Palm Oil: Big Demand at a Bigger Cost
Palm oil has become a popular raw material as an inexpensive vegetable oil, a source of Vitamin E, and as an additive oil in cosmetics and lotions. It is listed on labels as vegetable oil and it can be found in margarine, cakes, cookies, breads and biscuits as well as in pet foods and equine feeds. We’re not talking about sustainable palm oil here, but at first glance, one would at least think palm oil a healthier alternative to corn and soy oils. However, there is a very dark side to the palm oil story.
Supplement companies have rushed to use palm oil as a source for “natural” Vitamin E, without ever telling consumers that palm oil extraction requires the toxic chemical Hexane for processing; just like corn and soy oils. The only way to know that the palm oil has not been processed with Hexane, is if the palm oil is certified organic. If a label does not say: “vitamin E from certified organic palm oil” it has been processed with Hexane.
Indonesia and Malaysia have become the world’s largest producer of palm oil. But this has come at a heavy environmental price: yearly some 340,000 hectares of rain forest are cleared to make way for more palm plantations which translates into 840,000 acres per year. These rainforests are home to the Sumatran tiger, the Asian elephant, the Sumatran rhinoceros, orangutans, wild ox, barking deer, giant flying squirrels, gibbons, and the clouded leopard. The World Bank reports: “Indonesia is almost certainly undergoing a species extinction spasm of planetary proportions.”
Of the more than 400 land mammal species in Indonesia, 140 are threatened, and 15 of those are critically endangered. This includes the Sumatran tiger, the Sumatran and Bornean orangutans, the Asian elephant, and the Sumatran rhinoceros. There are also the 112 threatened terrestrial birds, native to these rain forests.
Plantation corporations frequently set fires deliberately to clear the forest for palms, and animals are burned alive or killed as they try to escape. In 1997 almost 8,000 orangutans (1/3 of the population) were either burned to death or massacred as they tried to escape the fires.
The palm oil industry uses 25 different herbicides, insecticides and other pesticides; one of the most commonly used chemicals is the toxic herbicide paraquat dichloride.
The waste- water from palm oil mills per year averages 33 billion pounds, which is the equivalent to domestic sewage produced by 20 million people. Most of this waste- water is not treated at all. It is dumped into rivers, killing thousands of fish and contaminating the water for the local villages.

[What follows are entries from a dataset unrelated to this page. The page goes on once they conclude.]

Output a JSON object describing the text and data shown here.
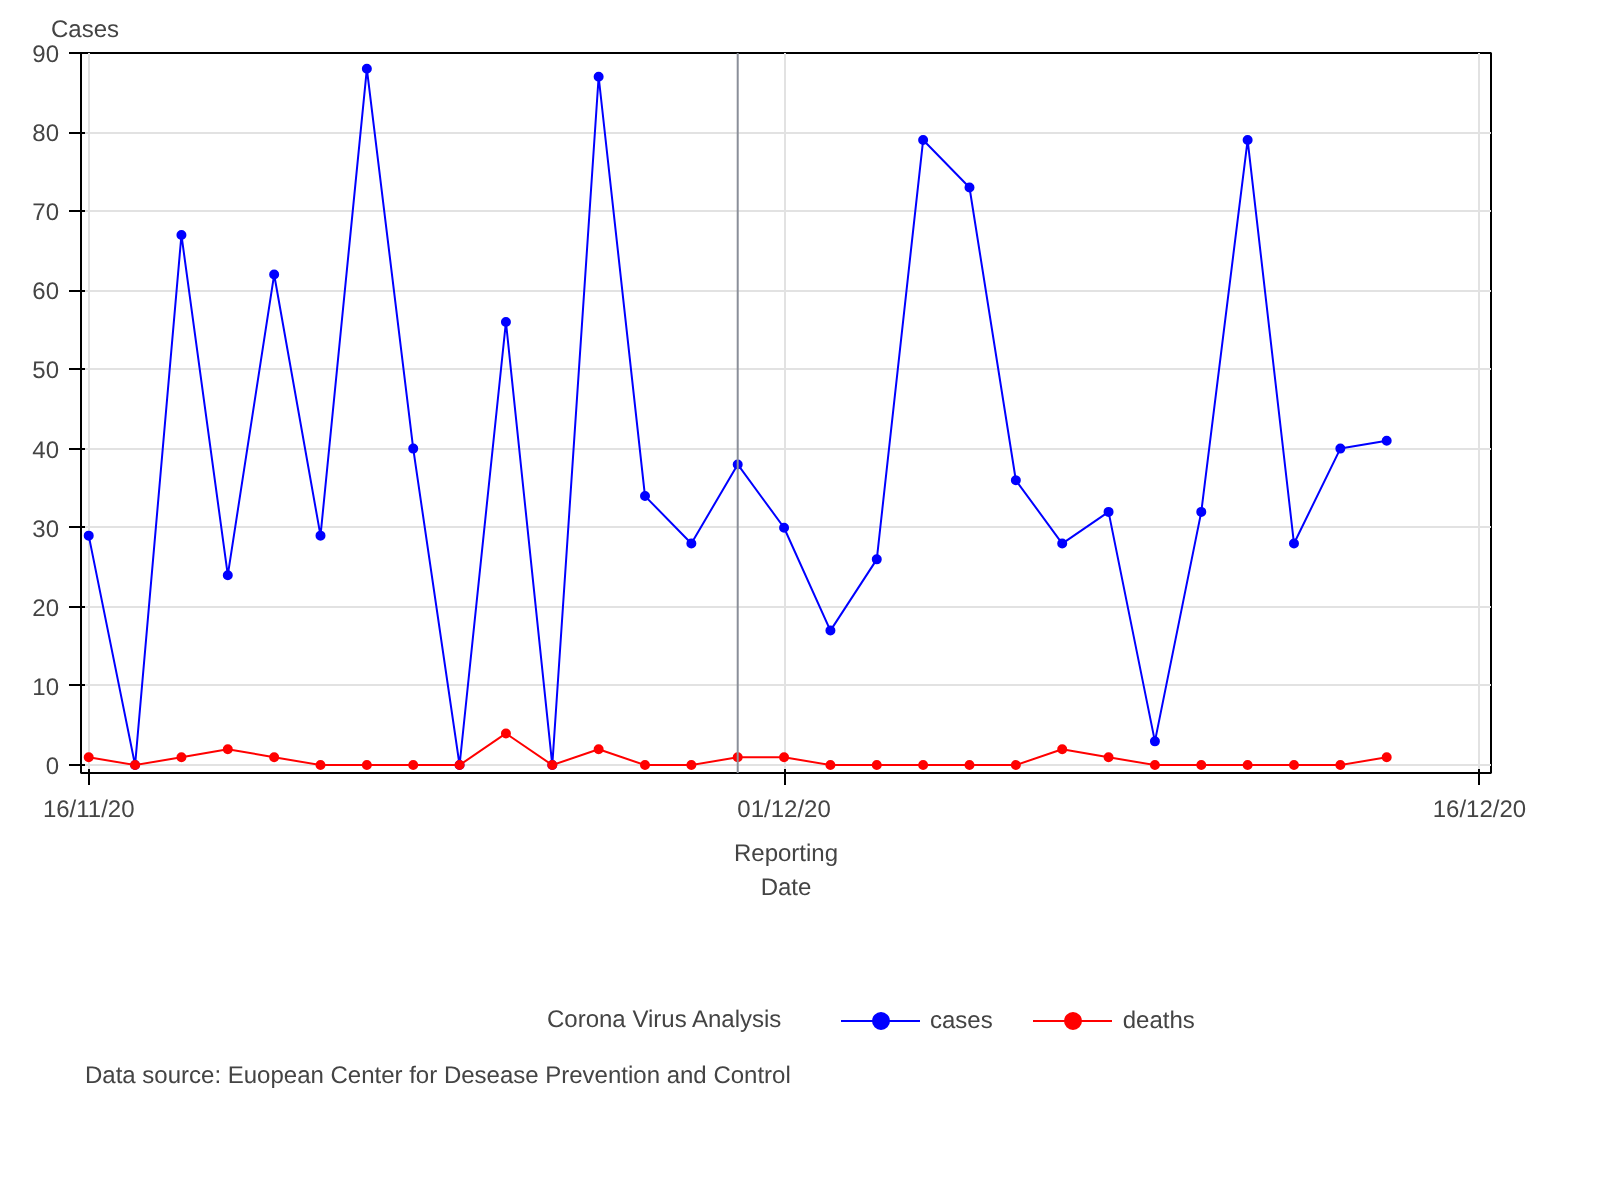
{
  "chart_data": {
    "type": "line",
    "xlabel": "Reporting Date",
    "ylabel": "Cases",
    "legend_title": "Corona Virus Analysis",
    "x": [
      "2020-11-16",
      "2020-11-17",
      "2020-11-18",
      "2020-11-19",
      "2020-11-20",
      "2020-11-21",
      "2020-11-22",
      "2020-11-23",
      "2020-11-24",
      "2020-11-25",
      "2020-11-26",
      "2020-11-27",
      "2020-11-28",
      "2020-11-29",
      "2020-11-30",
      "2020-12-01",
      "2020-12-02",
      "2020-12-03",
      "2020-12-04",
      "2020-12-05",
      "2020-12-06",
      "2020-12-07",
      "2020-12-08",
      "2020-12-09",
      "2020-12-10",
      "2020-12-11",
      "2020-12-12",
      "2020-12-13",
      "2020-12-14"
    ],
    "series": [
      {
        "name": "cases",
        "color": "#0000ff",
        "values": [
          29,
          0,
          67,
          24,
          62,
          29,
          88,
          40,
          0,
          56,
          0,
          87,
          34,
          28,
          38,
          30,
          17,
          26,
          79,
          73,
          36,
          28,
          32,
          3,
          32,
          79,
          28,
          40,
          41
        ]
      },
      {
        "name": "deaths",
        "color": "#ff0000",
        "values": [
          1,
          0,
          1,
          2,
          1,
          0,
          0,
          0,
          0,
          4,
          0,
          2,
          0,
          0,
          1,
          1,
          0,
          0,
          0,
          0,
          0,
          2,
          1,
          0,
          0,
          0,
          0,
          0,
          1
        ]
      }
    ],
    "xlim": [
      "2020-11-15T20:00",
      "2020-12-16T06:00"
    ],
    "ylim": [
      -1,
      90
    ],
    "xticks": [
      {
        "value": "2020-11-16",
        "label": "16/11/20"
      },
      {
        "value": "2020-12-01",
        "label": "01/12/20"
      },
      {
        "value": "2020-12-16",
        "label": "16/12/20"
      }
    ],
    "yticks": [
      0,
      10,
      20,
      30,
      40,
      50,
      60,
      70,
      80,
      90
    ],
    "ref_lines": [
      {
        "axis": "x",
        "value": "2020-11-30",
        "label": null,
        "color": "#8a8f99"
      }
    ],
    "annotations": [
      "Data source: Euopean Center for Desease Prevention and Control"
    ],
    "grid": true,
    "legend": "bottom",
    "marker": "circle",
    "line_style": "solid"
  }
}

The demand for palm oil is forecast to double; reaching 40.5 million tons by 2020. To achieve that, palm plantations will have to plant 1,160 new square miles every year. Because of the world wide demand for palm oil which is inexpensive and can be used in a variety of products, palm corporations are expanding into Costa Rica, New Guinea, Cameroon, the South Pacific, and Columbia. Since palm oil does not contain trans fat, more food companies are switching over from partially hydrogenated vegetable oils, to palm oil.
Sustainable palm oil and organic palm oil is available. In fact, Switzerland’s biggest supermarket chain, MIGROS, hires independent auditors to verify that its palm oil suppliers are meeting the environmental criteria for sustainable palm oil.
One-quarter of all the products found in grocery stores contain palm oil including products from Neutrogena, Aveda, Clinique, Unilver, Kellogg’s, Nestle, Kraft, Earth Balance, Nature’s Path, and Clif Bar – just to name a few.
We consumers have the power of our pocketbooks to make choices for our health, the health of our family and animals, and the well-being of the planet. Seek and demand organic and sustainable palm oil in the products you use; ask your feed companies and supplement companies to use organic palm for Vitamin E. Or we can simply help the planet by not purchasing products that contain non-organic or non- sustainable palm oil.